We billions of humans on this small planet must find our true place in the universe. We have been given minds so that we may understand. One may or may not agree with Wilson that such an understanding can come about, but the search is certainly the most exciting, and the most necessary, activity we can pursue.

Connie Barlow is a science journalist and editor of two previous essay collections on evolutionary biology. Her recent work, Green Space, Green Time, is a compilation of interviews and discussions about the new evolutionary synthesis.

Like Wilson, she argues that "the ecological crisis demands a deep solution. The will to change must come from within," she writes. "Only a shift in values can work a lasting shift in laws and institutions and most important, everyday practices. And these values must emerge from a world view that is in a fundamental sense religious."
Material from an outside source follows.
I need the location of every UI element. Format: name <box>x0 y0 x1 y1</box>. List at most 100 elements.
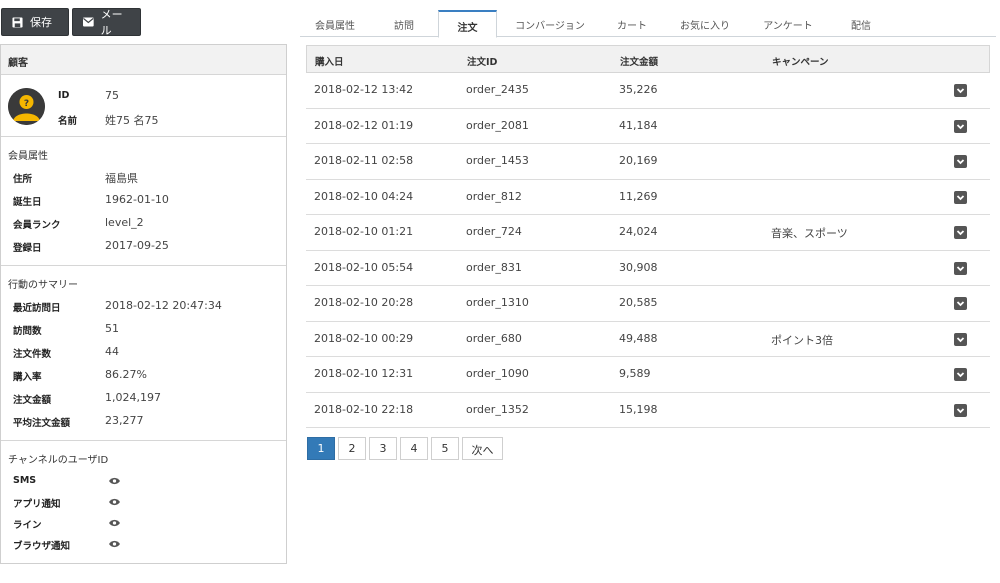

Barlow offers a diverse, and to some extent a do-your-own-thing, view of religion. She finds in humanity the need for a creation myth, for a poetic explanation of how we came to be here, made as we are. Her conclusion is that the scientific picture of Darwinian evolution, as interpreted in the last few decades, offers such a creation myth.

"We are privileged, through science, to know and witness the immense and fecund journey of life on earth," she says. Through the spiritual experience of this myth, we can recreate ourselves to recognize that we are part of nature, not just despoilers.

Reading this book, however, is a lot like being cornered at a party by an impassioned and loquacious stranger. After a while, the reader longs to get away for a refill on mozzarella sticks. Barlow's work is best and most enlightening when she steps aside to let her material tell the story.

* Frederick Pratter writes from his home in Hull, Mass.